How to Plan an Event and Make Money - Event Planning

How to Plan an Event and Make Money

•  3 minute read

Events take time, money, and vision to be successful — even small ones. In fact, it’s better to start small before you move to the big stage.

Earlier this year, I hosted my first live event to mark the launch of my first book, Unmasking the Strong Black Woman. Working at a full-time job and being the mother of an infant, I wasn’t sure if I would have the time or the resources to put together anything interesting. Eventually, not only did it turn out to be well attended, but I also made a profit of $1,000 by the end of the day!

 

How to Plan an Event: Where to Start?

Start with a manageable vision.

If you’re hosting your first event, start small. Aim for a small number of attendees, each paying a small fee. I set my goal at having a two-hour event with 50 guests attending at $25 per person. I included one of my financial self-care workshops and an autographed copy of my book in the ticket price.

 

Place your event in a larger context.

I planned the launch of Unmasking the Strong Black Woman for March, which is Women’s History Month. Linking your event to a larger social issue or a current event will make it more relevant to potential attendees and more appealing to the local press.

 

Set the date of the event early.

I gave myself six months of planning time. Since curating an event (even a small one) requires managing several moving parts, give yourself more time to take care of business at a slower pace. This will help to keep your nerves calm.

 

Streamline your calendar.

I’ve seen “solopreneurs” attempt to launch several big initiatives simultaneously. The results have been lackluster. Many had to cancel their events at the last minute or deeply discount the tickets to ensure that the seats would be filled. If you have big dreams for your brand, consider having one or two large events every year so you can establish more predictable revenue streams.

 

Seek a low-cost venue.

For my first event, I approached a local bookstore owner. We agreed to share the profits from the books sold at the event. Depending on the nature of your event, you may also consider affordable spaces at community centers, universities, or even restaurants during their off hours.

 

Build a team.

To successfully execute a live event, you’re going to need help. I worked with my social media manager on a marketing plan that included social media posts across Instagram, Facebook, and Twitter; email blasts to my subscribers, as well as friends and family; and blog posts and podcasts around the topic.

 

Selling Tickets and Making Money

To simplify the ticket sales process, I opted to use Eventbrite. This event planning software allows you to upload your marketing collateral and collect your payments in one place. But keep in mind that it comes with a fee.
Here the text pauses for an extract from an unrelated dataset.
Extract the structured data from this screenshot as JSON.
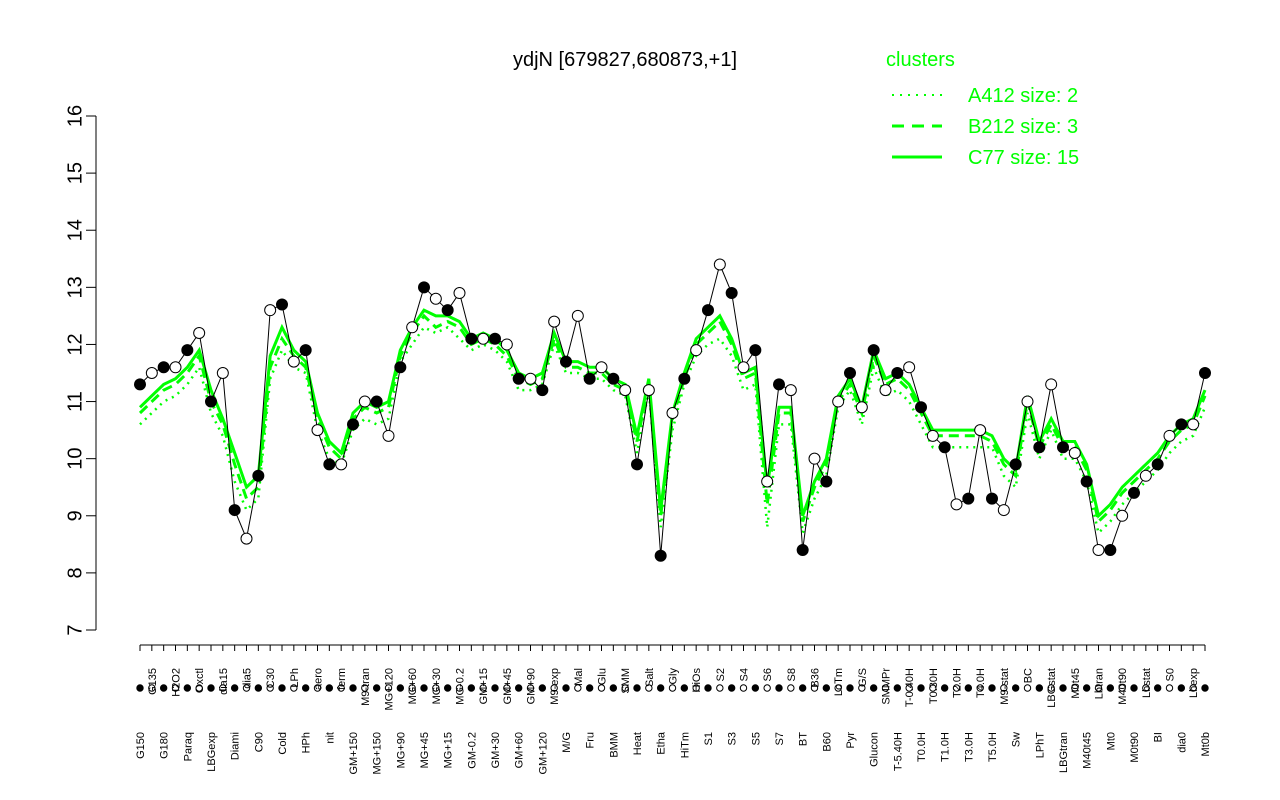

Now comes the most important part of the event — the financial strategy. Here are a few pointers:

 

Consider how much you want to make.

I wanted to earn at least a $1,000 from my event. So I ran the numbers. After paying fees, commissions, and the cost of social media work, I needed to gross $1,250 to walk away with $1,000 in profit. So I planned to sell 50 tickets at $25 each.

 

Offer discounts and think about the up-sell.

In addition to early bird specials, I combined the offer with an “early bird bring a friend” discount to make a more attractive sales pitch.

I also offered to interested participants one-on-one coaching sessions later. You can include other up-sells, such as journals, planners, or branded T-shirts.

 

Get email addresses.

If you don’t have an immediate up-sell available at your event, don’t stress. Think about the long game and ask for the attendees’ email addresses.

If the attendees are on your email list, you’ll be able to nurture long-term and rewarding relationships with them in the future.

Secure sponsors.

As a personal finance expert, I work with many women who face money challenges. I wanted them to attend my event, but I knew it would be tough for them to find the cash to pay. I found two sponsors to buy group tickets so these women could attend for free. Sponsorship created goodwill for their businesses while helping me meet my financial goals. It’s a win-win-win partnership. 

 

Pull in favors.

I had a network of friends that I could call on to do favors for me. For instance, one of my girlfriends served as the official Frugal Feminista greeter, while another took care of social media.

 

Event Planning: Learn From Your Experience

It’s been more than six months since I successfully hosted my first live event. In hindsight, there are some things that I could have done differently. But it was a good start. If you start small and fully execute your vision for the first event that you plan, the path to bigger and better events in the future will be smoother.